Oh no radioactive dust coming!!!!!!!!!!!!!!!!!!!!
http://news.bbc.co.uk/2/hi/asia-pacific/8277924.stm
I have been in 2 such ripper dustbaths. one in about? 64 in Alice springs, and one, where in a car, we could not see the end of the bonnet! OR the semi trailer we were directly behind doing idle crawl speed, only when he touched his brakes could we see a glimmer…where was that? Adelaide on the Bushfire day, (wed? 83?) can,t remember. It went from 40C, and fires in the hills to a dustbath, and then 2?hrs later a 15C drop almost instantly, followed by rain.
70% of the settled lands may have been cleared, the outback certainly has not been, if the feral goats camels and whatever, inc rabbits werent there, the Roos would be even more plentiful! and they can eat a massive amount, thanks very much…ask a farmer!
Lake Eyre was already dry as is normal, the ABC have a clip showing many of the pelicans that hatched, already dead from the fish and water dryout.
Inconvenient truth is it is normal and well documented!
I have had a gutful of climate change crap! come in Spinner!
ozspeaksup,
I’ve also “had a gutful of climate change crap!”
Do you have any evidence that ferals and introduced species such as sheep, do no more damage than Australian native animals ?
“Do you have any evidence that ferals and introduced species such as sheep, do no more damage than Australian native animals ?”

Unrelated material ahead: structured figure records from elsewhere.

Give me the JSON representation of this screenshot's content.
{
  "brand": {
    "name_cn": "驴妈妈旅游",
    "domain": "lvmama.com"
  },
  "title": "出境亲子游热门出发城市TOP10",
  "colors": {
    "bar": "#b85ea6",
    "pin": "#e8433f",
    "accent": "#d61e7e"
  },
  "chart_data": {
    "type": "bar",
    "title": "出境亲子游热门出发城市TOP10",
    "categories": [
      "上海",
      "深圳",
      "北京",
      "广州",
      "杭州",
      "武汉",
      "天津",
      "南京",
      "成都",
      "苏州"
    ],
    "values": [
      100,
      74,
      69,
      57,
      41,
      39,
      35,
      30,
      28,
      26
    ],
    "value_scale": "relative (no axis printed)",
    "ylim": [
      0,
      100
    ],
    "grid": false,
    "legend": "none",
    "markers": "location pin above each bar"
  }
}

Livestock is generally contained, if nothing else. Try to keep a kangaroo or emu contained – You need a fence strong & tall enough that it makes an elephant think twice (well, for the big red roos anyway). We’re also limited in the amount that can be “controlled” by a wildlife tagging system. A property might only be allowed to shoot 1-200 animals per year one year, but none the next (doesn’t help when the property might have 3500 kangaroos running wild on the property).
Livestock also don’t eat a lot of the natural flora this far out, hence the reliance on introduced pastures or forage crops.
Camels, rabbits and other introduced pests are a different kettle of fish. They still do a fair amount of destruction and eat anything, but they’re generally shot on sight, so their numbers are limited in all but the remotest areas.
Of course I have no scientific “evidence” on this; it’s all just an opinion. An opinion that’s based on the experience of living a lifetime in the Outback, which is sadly something that most meddling misfit environmental extremists & wildly enthusiastic journalists don’t have & can thus never understand.
On topic, last weekend saw another dust storm and the one I drove through last night turned out to be a fizzer.
As a tailpiece to this event, Dust Watch produced this interesting .pdf.,including a discussion of land management practices.
They found most of the dust came from Lake Eyre Basin, Channel country of South East Queensland and North West NSW.